What I want at the end of this session isn’t a pile of PDFs — it’s a small set of synthesised points that connect back to the problem statement. Three kinds I find useful:

  1. Existing work — “Approach X is the standard method for short-text misinformation detection, achieving Y on benchmark Z.”
  2. A limitation or gap — “These models are trained and evaluated almost entirely on monolingual English; code-mixed performance is largely unstudied.”
  3. A convention of the subfield — “Explainability here is usually evaluated by attention-weight visualisation or token-attribution methods, which have known reliability caveats.”

I make sure each point traces back to a specific source, so the claim can be checked.

Bibliographies

The artifact for the day is an annotated bibliography. The annotations I find most useful are short, but they capture relevance and judgement, not just a summary:

TipExample — Annotated bibliography entry

Author(s) (Year). Title. Venue. [link/DOI]

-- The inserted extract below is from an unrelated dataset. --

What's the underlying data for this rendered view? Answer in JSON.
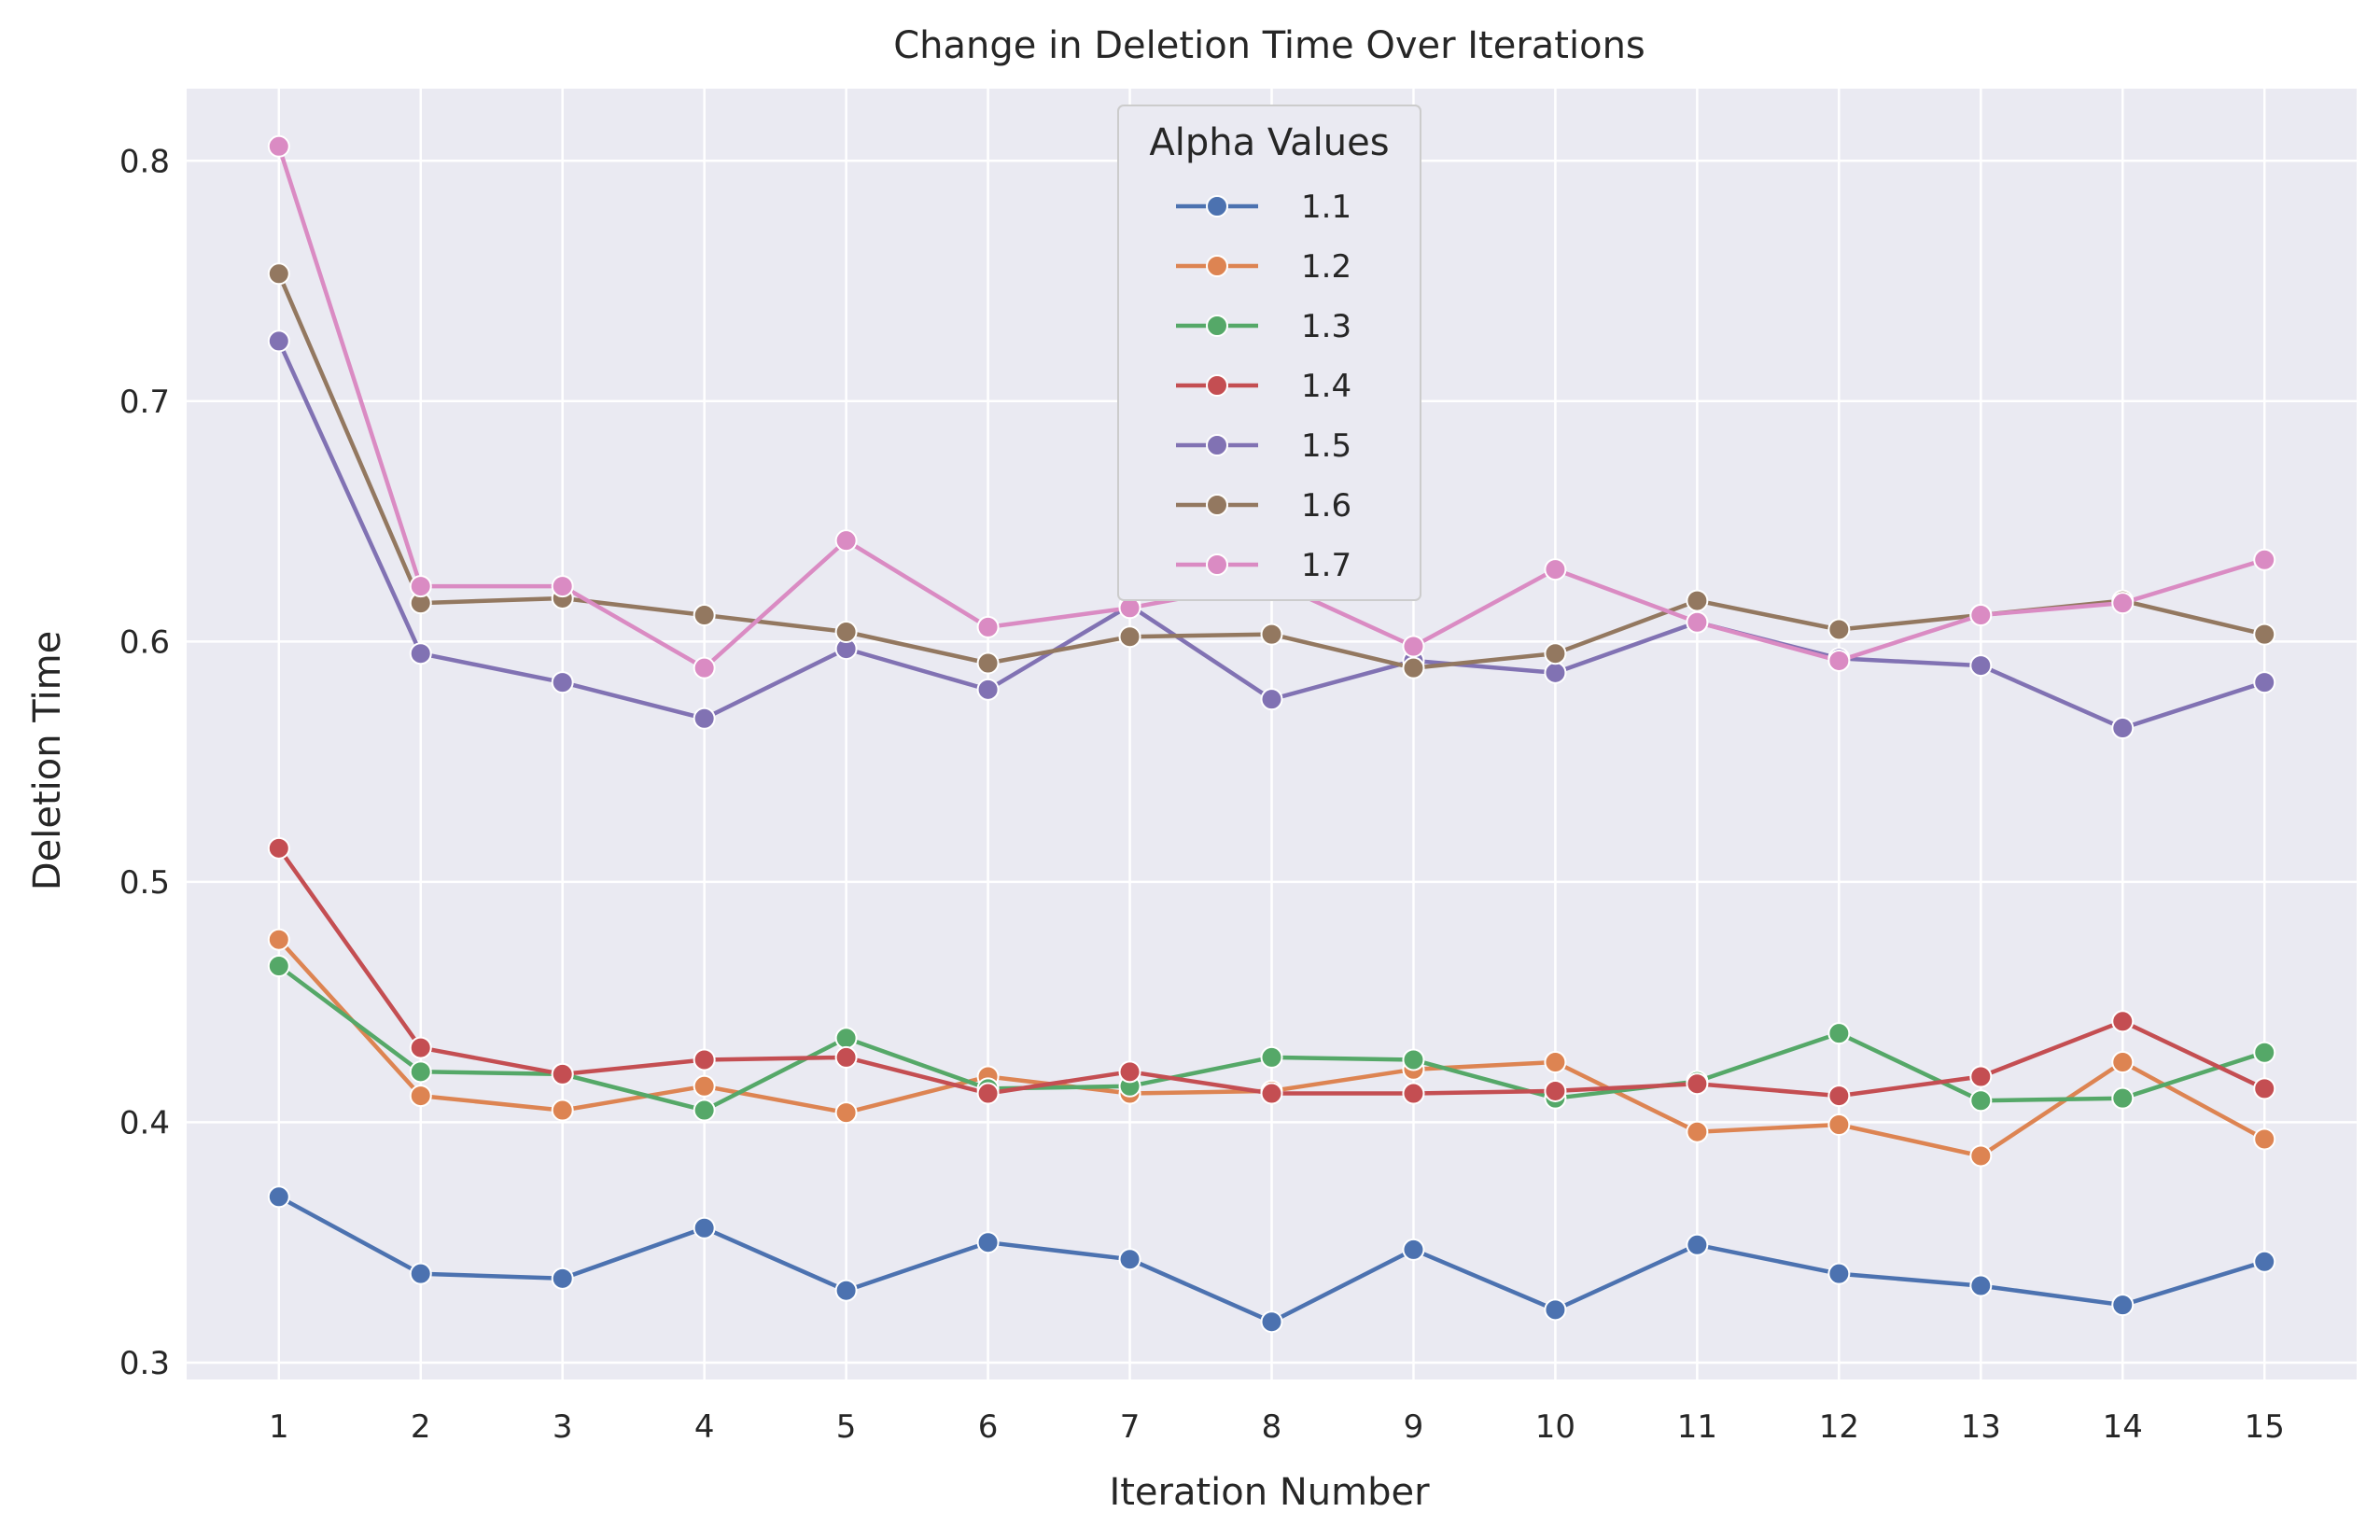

  • What it does: proposes a transformer-based classifier for short-text misinformation with token-level attribution for explainability.
  • Why it’s relevant: hits two of our constraints (short text + explainability); a strong candidate baseline.
  • Limitation for us: English-only; no evaluation on code-mixed text, which is exactly our gap.
  • Follow-ups (via “Cited by”): two 2024 papers extend this to multilingual settings — worth reading next.
CautionYou Do — Locate and annotate

Take one source you flagged from your Deep Research survey. Find it on Google Scholar, confirm its venue and year, and click “Cited by” to find a more recent paper that builds on it. Write an annotated bibliography entry for each, in the spirit of the one above. Then, as a team, pool everyone’s entries and pick out the three synthesised points most relevant to your problem statement.